La habitación estaba envuelta en un calor sofocante, el aire pesado y denso como una bofetada en la cara. La morra, con el hilo a un lado y la concha chorreando, se retorcía sobre la cama, ansiosa por sentir más. Sus tetas rebotaban con cada embestida, sus pezones duros como piedras, listos para ser mordidos y chupados sin piedad.
«¡Sí, así me gusta, dame verga hasta el fondo!», gemía mientras sus manos aferraban las sábanas con fuerza.
El tipo, con una pija gruesa y venosa, la miraba con lujuria, disfrutando del espectáculo. «¿Te gusta que te coja así, putita? ¿Te gusta sentir mi verga abriéndote la concha?»
Ella asentía frenéticamente, gimiendo como una perra en celo. Sentía cada embestida como un golpe de placer, su culo enrojecido por los cachetazos que le daba su amante en pleno acto de culeo desenfrenado.
La habitación olía a sexo y sudor, un aroma penetrante que los envolvía en una nube de lujuria. Los cuerpos sudorosos se fundían en un baile de caderas, gemidos y jadeos que llenaban el espacio con una sinfonía de placer.
Él la tomó del cabello con rudeza, obligándola a mirarlo a los ojos mientras continuaba culeándola sin piedad. «¿Quieres más, eh? ¡Toma más maldita puta, toma mi verga hasta el fondo de tu concha ardiente!»
Ella soltaba gritos de éxtasis, sus ojos vidriosos de deseo y sus labios entreabiertos en busca de más. Sentía cómo su sexo se empapaba con cada embestida, su vagina apretando la verga con fuerza en un intento desesperado por retenerla dentro de sí.
Los gemidos se mezclaban con el sonido de los cuerpos chocando con furia, la cama crujía bajo la intensidad de la cogida desenfrenada. Cada embestida era más profunda, más brutal, más desgarradora.
«¡Sí, sí, dame más! ¡Hazme tuya, cógeme como la puta que soy!», suplicaba ella entre gemidos, su voz llena de deseo y anhelo.

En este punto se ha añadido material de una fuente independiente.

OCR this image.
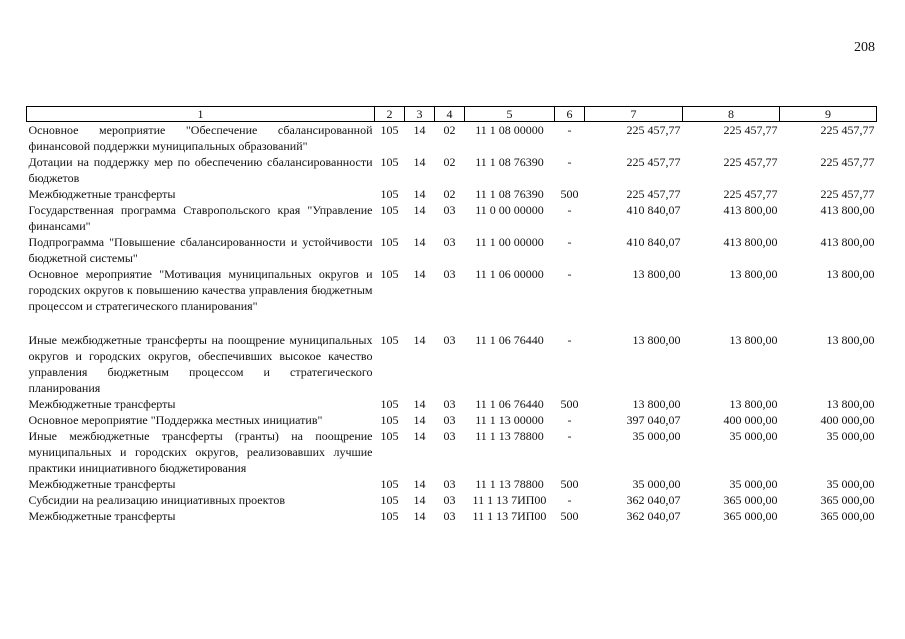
208
1	2	3	4	5	6	7	8	9
Основное мероприятие "Обеспечение сбалансированной финансовой поддержки муниципальных образований"	105	14	02	11 1 08 00000	-	225 457,77	225 457,77	225 457,77
Дотации на поддержку мер по обеспечению сбалансированности бюджетов	105	14	02	11 1 08 76390	-	225 457,77	225 457,77	225 457,77
Межбюджетные трансферты	105	14	02	11 1 08 76390	500	225 457,77	225 457,77	225 457,77
Государственная программа Ставропольского края "Управление финансами"	105	14	03	11 0 00 00000	-	410 840,07	413 800,00	413 800,00
Подпрограмма "Повышение сбалансированности и устойчивости бюджетной системы"	105	14	03	11 1 00 00000	-	410 840,07	413 800,00	413 800,00
Основное мероприятие "Мотивация муниципальных округов и городских округов к повышению качества управления бюджетным процессом и стратегического планирования"	105	14	03	11 1 06 00000	-	13 800,00	13 800,00	13 800,00

Иные межбюджетные трансферты на поощрение муниципальных округов и городских округов, обеспечивших высокое качество управления бюджетным процессом и стратегического планирования	105	14	03	11 1 06 76440	-	13 800,00	13 800,00	13 800,00
Межбюджетные трансферты	105	14	03	11 1 06 76440	500	13 800,00	13 800,00	13 800,00
Основное мероприятие "Поддержка местных инициатив"	105	14	03	11 1 13 00000	-	397 040,07	400 000,00	400 000,00
Иные межбюджетные трансферты (гранты) на поощрение муниципальных и городских округов, реализовавших лучшие практики инициативного бюджетирования	105	14	03	11 1 13 78800	-	35 000,00	35 000,00	35 000,00
Межбюджетные трансферты	105	14	03	11 1 13 78800	500	35 000,00	35 000,00	35 000,00
Субсидии на реализацию инициативных проектов	105	14	03	11 1 13 7ИП00	-	362 040,07	365 000,00	365 000,00
Межбюджетные трансферты	105	14	03	11 1 13 7ИП00	500	362 040,07	365 000,00	365 000,00
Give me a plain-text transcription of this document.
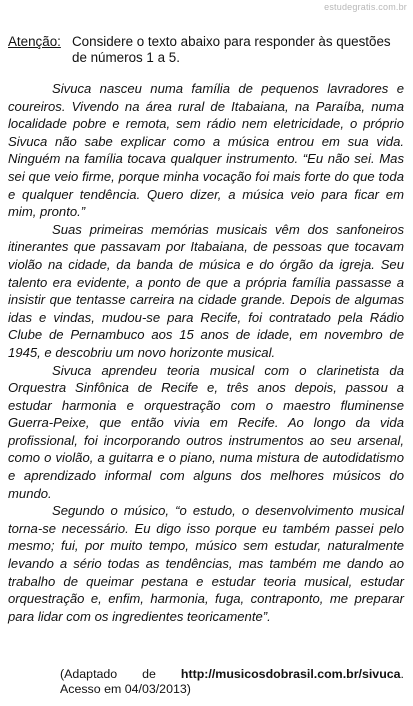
estudegratis.com.br
Atenção: Considere o texto abaixo para responder às questões de números 1 a 5.

Sivuca nasceu numa família de pequenos lavradores e coureiros. Vivendo na área rural de Itabaiana, na Paraíba, numa localidade pobre e remota, sem rádio nem eletricidade, o próprio Sivuca não sabe explicar como a música entrou em sua vida. Ninguém na família tocava qualquer instrumento. “Eu não sei. Mas sei que veio firme, porque minha vocação foi mais forte do que toda e qualquer tendência. Quero dizer, a música veio para ficar em mim, pronto.”

Suas primeiras memórias musicais vêm dos sanfoneiros itinerantes que passavam por Itabaiana, de pessoas que tocavam violão na cidade, da banda de música e do órgão da igreja. Seu talento era evidente, a ponto de que a própria família passasse a insistir que tentasse carreira na cidade grande. Depois de algumas idas e vindas, mudou-se para Recife, foi contratado pela Rádio Clube de Pernambuco aos 15 anos de idade, em novembro de 1945, e descobriu um novo horizonte musical.

Sivuca aprendeu teoria musical com o clarinetista da Orquestra Sinfônica de Recife e, três anos depois, passou a estudar harmonia e orquestração com o maestro fluminense Guerra-Peixe, que então vivia em Recife. Ao longo da vida profissional, foi incorporando outros instrumentos ao seu arsenal, como o violão, a guitarra e o piano, numa mistura de autodidatismo e aprendizado informal com alguns dos melhores músicos do mundo.

Segundo o músico, “o estudo, o desenvolvimento musical torna-se necessário. Eu digo isso porque eu também passei pelo mesmo; fui, por muito tempo, músico sem estudar, naturalmente levando a sério todas as tendências, mas também me dando ao trabalho de queimar pestana e estudar teoria musical, estudar orquestração e, enfim, harmonia, fuga, contraponto, me preparar para lidar com os ingredientes teoricamente”.

(Adaptado de http://musicosdobrasil.com.br/sivuca. Acesso em 04/03/2013)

Él la penetraba sin descanso, su verga entrando y saliendo de su concha húmeda con una voracidad insaciable. Los fluidos se mezclaban, la saliva y el sudor creando una capa pegajosa sobre sus cuerpos enredados en un baile de lujuria y desenfreno.
El sexo anal era el siguiente paso, una nueva dimensión de placer y dolor que los dos ansiaban explorar. Sin decir una palabra, él la colocó en posición y comenzó a abrir paso a su verga dura y ansiosa por penetrar ese estrecho orificio prohibido.
Ella gritaba de dolor y placer, sus uñas clavándose en las sábanas mientras él la embestía con fiereza. Cada embestida era un nuevo nivel de éxtasis, de placer prohibido que los consumía por completo.
El sudor resbalaba por sus cuerpos entrelazados, los gemidos se mezclaban en una sinfonía de placer y dolor. El ritmo frenético de la cogida anal los llevaba al borde del abismo, al límite de la razón y la cordura.
Y finalmente, en un grito salvaje de placer, él se dejó llevar por la pasión y se corrió dentro de ella, inundando su interior con su venida caliente y espesa. Ella lo recibió con ansias, sintiendo cada gota de semen llenando su interior y marcándola como suya para siempre.
Así terminó aquel encuentro salvaje, con el hilo a un lado y la concha chorreando de placer, ambos exhaustos y satisfechos, sabiendo que volverían a encontrarse en esa habitación llena de sudor y lujuria.